Statistics Canada will report gross domestic product for the fourth quarter of last year on Feb. 28. Economists surveyed as of Feb. 21 estimate output grew 2.6 percent in the last three months of the year, according to the median response.
The two-week surge in consumer confidence, which followed a month-long decline, was also boosted by media coverage of the federal government’s Feb. 11 budget, which projected Canada will record a surplus next year, said Nik Nanos, chairman of Nanos Research Group. “It is too early to see if this is a short term phenomenon or a new trend,” he said.

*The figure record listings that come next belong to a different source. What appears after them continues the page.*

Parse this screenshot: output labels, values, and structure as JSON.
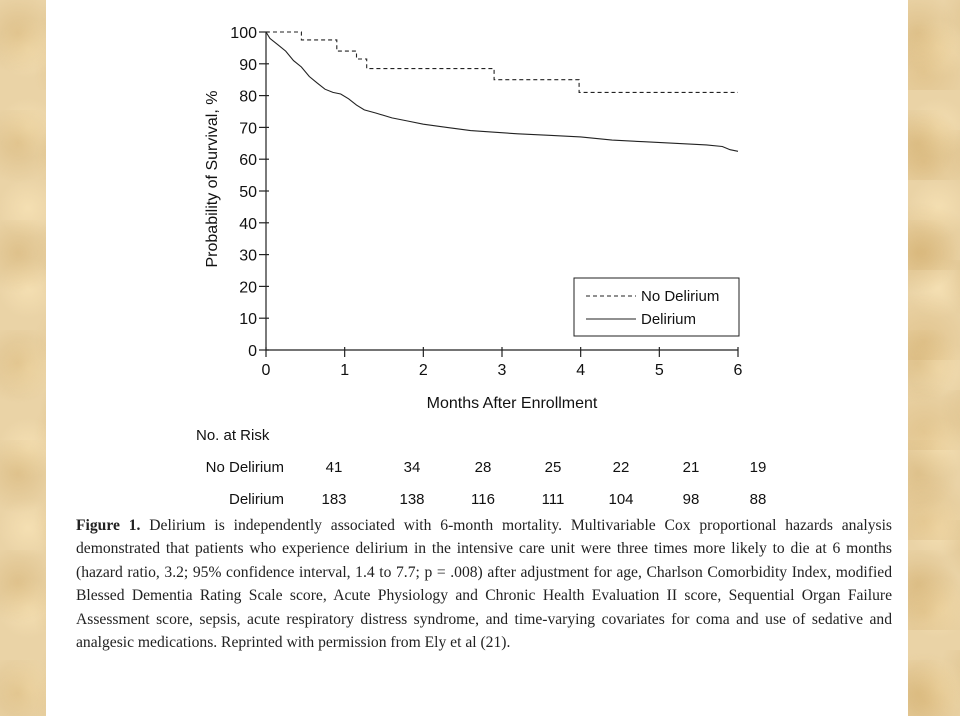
{
  "chart_data": {
    "type": "line",
    "ylabel": "Probability of Survival, %",
    "xlabel": "Months After Enrollment",
    "xlim": [
      0,
      6
    ],
    "ylim": [
      0,
      100
    ],
    "xticks": [
      "0",
      "1",
      "2",
      "3",
      "4",
      "5",
      "6"
    ],
    "yticks": [
      "0",
      "10",
      "20",
      "30",
      "40",
      "50",
      "60",
      "70",
      "80",
      "90",
      "100"
    ],
    "legend_position": "bottom-right",
    "series": [
      {
        "name": "No Delirium",
        "style": "dashed",
        "x": [
          0,
          0.45,
          0.45,
          0.9,
          0.9,
          1.15,
          1.15,
          1.28,
          1.28,
          2.9,
          2.9,
          3.98,
          3.98,
          6.0
        ],
        "y": [
          100,
          100,
          97.5,
          97.5,
          94,
          94,
          91.5,
          91.5,
          88.5,
          88.5,
          85,
          85,
          81,
          81
        ]
      },
      {
        "name": "Delirium",
        "style": "solid",
        "x": [
          0,
          0.05,
          0.15,
          0.25,
          0.35,
          0.45,
          0.55,
          0.65,
          0.75,
          0.85,
          0.95,
          1.05,
          1.15,
          1.25,
          1.4,
          1.6,
          1.8,
          2.0,
          2.3,
          2.6,
          2.9,
          3.2,
          3.6,
          4.0,
          4.4,
          4.8,
          5.2,
          5.6,
          5.8,
          5.9,
          6.0
        ],
        "y": [
          100,
          98,
          96,
          94,
          91,
          89,
          86,
          84,
          82,
          81,
          80.5,
          79,
          77,
          75.5,
          74.5,
          73,
          72,
          71,
          70,
          69,
          68.5,
          68,
          67.5,
          67,
          66,
          65.5,
          65,
          64.5,
          64,
          63,
          62.5
        ]
      }
    ],
    "at_risk": {
      "heading": "No. at Risk",
      "rows": [
        {
          "label": "No Delirium",
          "values": [
            "41",
            "34",
            "28",
            "25",
            "22",
            "21",
            "19"
          ]
        },
        {
          "label": "Delirium",
          "values": [
            "183",
            "138",
            "116",
            "111",
            "104",
            "98",
            "88"
          ]
        }
      ]
    }
  },
  "caption": {
    "label": "Figure 1.",
    "text": " Delirium is independently associated with 6-month mortality. Multivariable Cox proportional hazards analysis demonstrated that patients who experience delirium in the intensive care unit were three times more likely to die at 6 months (hazard ratio, 3.2; 95% confidence interval, 1.4 to 7.7; p = .008) after adjustment for age, Charlson Comorbidity Index, modified Blessed Dementia Rating Scale score, Acute Physiology and Chronic Health Evaluation II score, Sequential Organ Failure Assessment score, sepsis, acute respiratory distress syndrome, and time-varying covariates for coma and use of sedative and analgesic medications. Reprinted with permission from Ely et al (21)."
  }
}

Confidence grew last week even as reports showed retail and wholesale sales were weaker than expected in December. Canadian retailers ended 2013 with their biggest one-month drop in a year after severe weather hampered sales, Statistics Canada reported Feb. 21.
Consumer sentiment had been deteriorating since the start of 2014, tracking losses in the nation’s dollar. The loonie, as the currency is sometimes known, advanced 0.5 percent versus its U.S. counterpart in February. It’s still the worst performer this year among Group of 10 countries, down 4.1 percent.
The share of respondents who say their personal finances are better off over the past year rose to 19.0, the highest in a month, from 18.0 the previous week, according to the Nanos survey. Those who expect the Canadian economy to improve in the next six months rose to 18.2 percent of respondents from 17.3 percent.
The proportion of survey respondents who believe home values in their neighborhood will rise over the next six months fell to 37.6 percent last week from 38.4 percent, while those predicting declines fell to 10.4 percent from 11.5 percent.
Optimism grew in Canada’s most-populous provinces -- Ontario, Quebec and British Columbia -- and declined elsewhere.
Bloomberg Nanos’s confidence index has two sub-indexes: the Pocketbook Index, based on survey responses to questions about personal finances and job security, and the Expectations Index, based on responses on the outlook for the economy and real-estate prices.
The Pocketbook Index rose last week to 60.1 from 60.0, while the Expectations Index rose to 55.1 percent from 54.2.
The Nanos data are based on phone interviews with 1,000 people, using a four-week rolling average of 250 respondents. The results are accurate within 3.1 percentage points.